Retrieval Visual Contrastive Decoding to Mitigate Object Hallucinations in Large Vision-Language Models
Jihoon Lee, Min Song
TL;DR
RVCD targets Object Hallucination in Large Vision-Language Models by introducing a train-free, plug-and-play decoding method that leverages negative and positive logits derived from explicit single-concept reference images at each decoding step, i.e., $N_t$ and $P_t$. The approach retrieves these references from a CHAIR-aligned database and applies a logit adjustment with parameters $\alpha$ and $\beta$ to produce $f_{adjusted}$, guiding the final token selection. Across MSCOCO and related benchmarks (CHAIR, BLEU, POPE, MME, LLaVA-Bench), RVCD achieves substantial OH reduction while preserving caption quality and maintaining decoding latency competitive with or faster than prior SOTA decoding methods. The default settings $(\alpha, \beta)=(1,0.1)$ balance hallucination suppression with ground-truth recovery, and improvements in object-detection accuracy further boost performance.
Abstract
Despite significant advancements in Large Vision-Language Models, Object Hallucination (OH) remains a persistent challenge.
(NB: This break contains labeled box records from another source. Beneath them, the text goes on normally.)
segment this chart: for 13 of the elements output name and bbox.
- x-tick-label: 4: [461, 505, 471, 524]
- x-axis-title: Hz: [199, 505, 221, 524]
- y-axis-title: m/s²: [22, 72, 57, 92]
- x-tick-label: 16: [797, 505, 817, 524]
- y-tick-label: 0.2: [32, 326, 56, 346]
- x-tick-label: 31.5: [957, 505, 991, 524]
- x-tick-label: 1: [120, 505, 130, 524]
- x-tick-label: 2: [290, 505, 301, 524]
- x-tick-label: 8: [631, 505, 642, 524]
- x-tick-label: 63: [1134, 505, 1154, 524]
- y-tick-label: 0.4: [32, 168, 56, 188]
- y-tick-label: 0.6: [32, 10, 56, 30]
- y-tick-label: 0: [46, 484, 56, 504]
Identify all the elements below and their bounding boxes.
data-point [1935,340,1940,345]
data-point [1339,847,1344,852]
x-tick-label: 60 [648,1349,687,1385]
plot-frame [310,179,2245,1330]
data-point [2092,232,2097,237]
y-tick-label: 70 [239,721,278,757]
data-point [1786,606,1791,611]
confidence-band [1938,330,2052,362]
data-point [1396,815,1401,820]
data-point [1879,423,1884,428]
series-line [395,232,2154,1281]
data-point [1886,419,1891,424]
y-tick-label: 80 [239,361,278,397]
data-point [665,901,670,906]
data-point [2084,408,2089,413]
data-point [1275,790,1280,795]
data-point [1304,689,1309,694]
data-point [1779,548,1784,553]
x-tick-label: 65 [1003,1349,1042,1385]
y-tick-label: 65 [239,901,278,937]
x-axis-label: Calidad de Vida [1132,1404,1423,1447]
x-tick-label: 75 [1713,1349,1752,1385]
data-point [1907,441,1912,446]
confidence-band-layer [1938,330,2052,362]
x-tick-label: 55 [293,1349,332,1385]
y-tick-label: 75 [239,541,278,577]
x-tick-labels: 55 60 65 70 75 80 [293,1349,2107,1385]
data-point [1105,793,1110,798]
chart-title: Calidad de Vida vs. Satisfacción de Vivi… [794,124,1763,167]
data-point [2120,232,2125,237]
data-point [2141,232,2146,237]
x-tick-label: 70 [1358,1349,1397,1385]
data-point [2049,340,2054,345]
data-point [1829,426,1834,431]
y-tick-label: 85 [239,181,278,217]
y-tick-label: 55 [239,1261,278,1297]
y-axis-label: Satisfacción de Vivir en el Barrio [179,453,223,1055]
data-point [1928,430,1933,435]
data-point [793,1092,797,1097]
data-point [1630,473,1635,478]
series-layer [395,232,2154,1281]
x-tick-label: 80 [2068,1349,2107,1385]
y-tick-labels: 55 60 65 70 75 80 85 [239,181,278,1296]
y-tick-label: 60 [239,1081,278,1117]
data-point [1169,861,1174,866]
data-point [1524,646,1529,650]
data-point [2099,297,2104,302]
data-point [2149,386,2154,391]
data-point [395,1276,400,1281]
Building upon prior studies on contrastive decoding that address this issue without requiring additional model training, we introduce RVCD (Retrieval Visual Contrastive Decoding), an advanced method to suppress OH. RVCD leverages both negative and positive images at the logit level, explicitly referencing AI-generated images designed to represent a single concept. Our approach demonstrates substantial improvements over existing decoding-based methods.